OSIRIS-REx principal investigator Dante Lauretta examines a replica of the sample capsule, consisting of the heatshield (white) and the back shell (tan), following a successful drop test. (Chris Richards/University Communications)
Members of NASA’s OSIRIS-REx asteroid sample recovery team gathered in Utah’s West Desert this week to participate in final preparations for the arrival of the first U.S.-collected asteroid sample, slated to land on Earth later this month.
The team includes mission principal investigator Dante Lauretta, a University of Arizona Regents Professor of Planetary Sciences, and Anjani Polit, a senior systems engineer with the university’s Lunar and Planetary Laboratory who serves as mission implementation systems engineer for the OSIRIS-REx mission.
A mockup of the OSIRIS-REx sample capsule was dropped from an aircraft Wednesday and landed at the drop zone at the Department of Defense’s Utah Test and Training Range in the desert outside Salt Lake City.
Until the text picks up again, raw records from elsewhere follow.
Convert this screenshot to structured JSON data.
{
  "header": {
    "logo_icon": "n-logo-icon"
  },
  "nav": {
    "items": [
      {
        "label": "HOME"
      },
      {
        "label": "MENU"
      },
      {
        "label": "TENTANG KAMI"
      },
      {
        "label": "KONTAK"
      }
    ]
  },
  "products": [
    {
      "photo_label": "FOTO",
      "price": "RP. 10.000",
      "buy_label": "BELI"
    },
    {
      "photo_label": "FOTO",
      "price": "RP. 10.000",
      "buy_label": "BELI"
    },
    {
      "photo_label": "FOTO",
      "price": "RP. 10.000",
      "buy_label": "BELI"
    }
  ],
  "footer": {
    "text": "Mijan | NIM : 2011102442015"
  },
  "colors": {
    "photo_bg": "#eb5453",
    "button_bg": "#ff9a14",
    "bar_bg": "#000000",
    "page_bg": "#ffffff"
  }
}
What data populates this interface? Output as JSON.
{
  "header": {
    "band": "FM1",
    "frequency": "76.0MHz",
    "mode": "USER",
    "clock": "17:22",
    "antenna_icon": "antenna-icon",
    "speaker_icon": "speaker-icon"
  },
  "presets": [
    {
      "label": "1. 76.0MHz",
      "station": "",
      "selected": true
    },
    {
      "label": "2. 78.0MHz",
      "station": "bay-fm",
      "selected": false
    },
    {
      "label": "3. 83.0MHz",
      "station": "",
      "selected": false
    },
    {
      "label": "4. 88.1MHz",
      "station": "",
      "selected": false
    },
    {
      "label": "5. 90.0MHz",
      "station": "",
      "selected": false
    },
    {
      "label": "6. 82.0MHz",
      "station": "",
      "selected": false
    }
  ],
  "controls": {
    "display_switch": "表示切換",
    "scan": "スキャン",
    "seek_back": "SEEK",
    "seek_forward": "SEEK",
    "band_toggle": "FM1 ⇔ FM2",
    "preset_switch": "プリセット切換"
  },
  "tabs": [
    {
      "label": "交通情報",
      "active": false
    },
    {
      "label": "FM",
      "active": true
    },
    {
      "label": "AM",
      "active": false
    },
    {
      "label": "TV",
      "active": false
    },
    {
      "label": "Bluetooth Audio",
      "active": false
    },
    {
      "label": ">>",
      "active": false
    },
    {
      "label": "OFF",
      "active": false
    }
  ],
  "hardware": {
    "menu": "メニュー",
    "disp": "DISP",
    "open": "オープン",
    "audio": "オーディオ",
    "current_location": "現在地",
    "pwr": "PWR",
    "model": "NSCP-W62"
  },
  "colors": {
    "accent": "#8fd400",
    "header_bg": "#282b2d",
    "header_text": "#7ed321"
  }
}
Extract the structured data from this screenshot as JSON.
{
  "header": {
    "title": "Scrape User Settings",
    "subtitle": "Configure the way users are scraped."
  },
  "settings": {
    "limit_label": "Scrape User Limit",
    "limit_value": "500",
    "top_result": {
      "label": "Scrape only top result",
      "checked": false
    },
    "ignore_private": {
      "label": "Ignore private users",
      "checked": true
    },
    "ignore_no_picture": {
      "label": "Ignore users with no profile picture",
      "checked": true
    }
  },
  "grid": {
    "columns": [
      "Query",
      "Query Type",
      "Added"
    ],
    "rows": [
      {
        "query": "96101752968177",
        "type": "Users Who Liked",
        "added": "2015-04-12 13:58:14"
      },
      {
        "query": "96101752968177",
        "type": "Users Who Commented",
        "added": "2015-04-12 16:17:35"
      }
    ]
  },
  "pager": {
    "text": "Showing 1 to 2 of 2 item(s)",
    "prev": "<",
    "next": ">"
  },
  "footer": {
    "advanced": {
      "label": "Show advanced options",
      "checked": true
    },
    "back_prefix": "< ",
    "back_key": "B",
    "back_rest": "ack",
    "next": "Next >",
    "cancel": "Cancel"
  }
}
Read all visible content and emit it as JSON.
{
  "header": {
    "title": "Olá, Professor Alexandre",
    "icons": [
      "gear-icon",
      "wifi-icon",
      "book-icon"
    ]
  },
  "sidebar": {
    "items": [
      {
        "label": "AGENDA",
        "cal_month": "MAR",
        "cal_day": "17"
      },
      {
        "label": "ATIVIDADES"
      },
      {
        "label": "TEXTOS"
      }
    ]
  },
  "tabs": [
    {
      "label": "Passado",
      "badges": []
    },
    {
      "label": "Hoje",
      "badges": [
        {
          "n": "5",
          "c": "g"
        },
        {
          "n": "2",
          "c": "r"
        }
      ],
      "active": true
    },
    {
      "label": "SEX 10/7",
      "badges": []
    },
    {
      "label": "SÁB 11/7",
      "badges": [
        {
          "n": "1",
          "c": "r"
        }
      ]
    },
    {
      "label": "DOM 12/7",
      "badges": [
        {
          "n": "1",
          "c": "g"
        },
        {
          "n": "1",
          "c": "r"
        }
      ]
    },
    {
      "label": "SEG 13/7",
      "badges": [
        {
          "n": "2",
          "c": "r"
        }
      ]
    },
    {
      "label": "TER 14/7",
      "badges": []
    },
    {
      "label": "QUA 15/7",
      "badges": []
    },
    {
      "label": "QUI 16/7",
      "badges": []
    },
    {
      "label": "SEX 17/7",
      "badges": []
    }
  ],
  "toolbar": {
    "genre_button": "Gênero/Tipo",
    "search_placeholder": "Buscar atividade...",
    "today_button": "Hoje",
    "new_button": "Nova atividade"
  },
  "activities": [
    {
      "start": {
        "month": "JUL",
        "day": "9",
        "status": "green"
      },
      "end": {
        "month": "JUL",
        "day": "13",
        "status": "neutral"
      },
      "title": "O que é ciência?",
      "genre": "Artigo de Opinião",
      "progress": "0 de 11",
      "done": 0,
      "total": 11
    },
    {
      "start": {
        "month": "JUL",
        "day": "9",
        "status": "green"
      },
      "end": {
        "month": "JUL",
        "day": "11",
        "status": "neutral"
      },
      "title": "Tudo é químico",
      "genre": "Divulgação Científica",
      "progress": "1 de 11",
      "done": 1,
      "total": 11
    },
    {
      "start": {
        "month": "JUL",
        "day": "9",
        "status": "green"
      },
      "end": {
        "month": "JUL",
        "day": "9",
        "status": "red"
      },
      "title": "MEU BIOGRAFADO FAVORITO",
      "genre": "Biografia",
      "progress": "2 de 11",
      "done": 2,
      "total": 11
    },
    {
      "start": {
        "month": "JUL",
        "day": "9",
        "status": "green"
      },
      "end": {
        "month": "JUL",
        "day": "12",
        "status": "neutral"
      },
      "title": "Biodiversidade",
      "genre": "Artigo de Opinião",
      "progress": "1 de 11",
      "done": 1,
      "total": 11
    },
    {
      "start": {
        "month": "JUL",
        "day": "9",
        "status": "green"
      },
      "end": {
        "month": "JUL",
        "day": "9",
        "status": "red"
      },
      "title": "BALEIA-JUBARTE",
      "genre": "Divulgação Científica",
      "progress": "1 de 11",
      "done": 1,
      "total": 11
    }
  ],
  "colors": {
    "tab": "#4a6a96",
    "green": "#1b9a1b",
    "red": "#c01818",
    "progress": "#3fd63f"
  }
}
This was part of the mission’s final major test prior to the Sept. 24 arrival of the actual capsule containing a sample of asteroid Bennu collected in space almost three years ago.
“We are now mere weeks away from receiving a piece of solar system history on Earth, and this successful drop test ensures we’re ready,” said Nicola Fox, associate administrator of NASA’s Science Mission Directorate in Washington, D.C.
The drop test followed a series of earlier rehearsals – focused on capsule recovery, spacecraft engineering operations and sample curation procedures – conducted in the spring and earlier this summer.
NASA’s OSIRIS-REx spacecraft collected a sample from asteroid Bennu in October 2020. Stowed safely inside the spacecraft’s sample return capsule, it will land in Utah via parachute.
Researchers will study the sample in the coming years to learn about how our planet and solar system formed and about the origin of organics that may have led to life on Earth.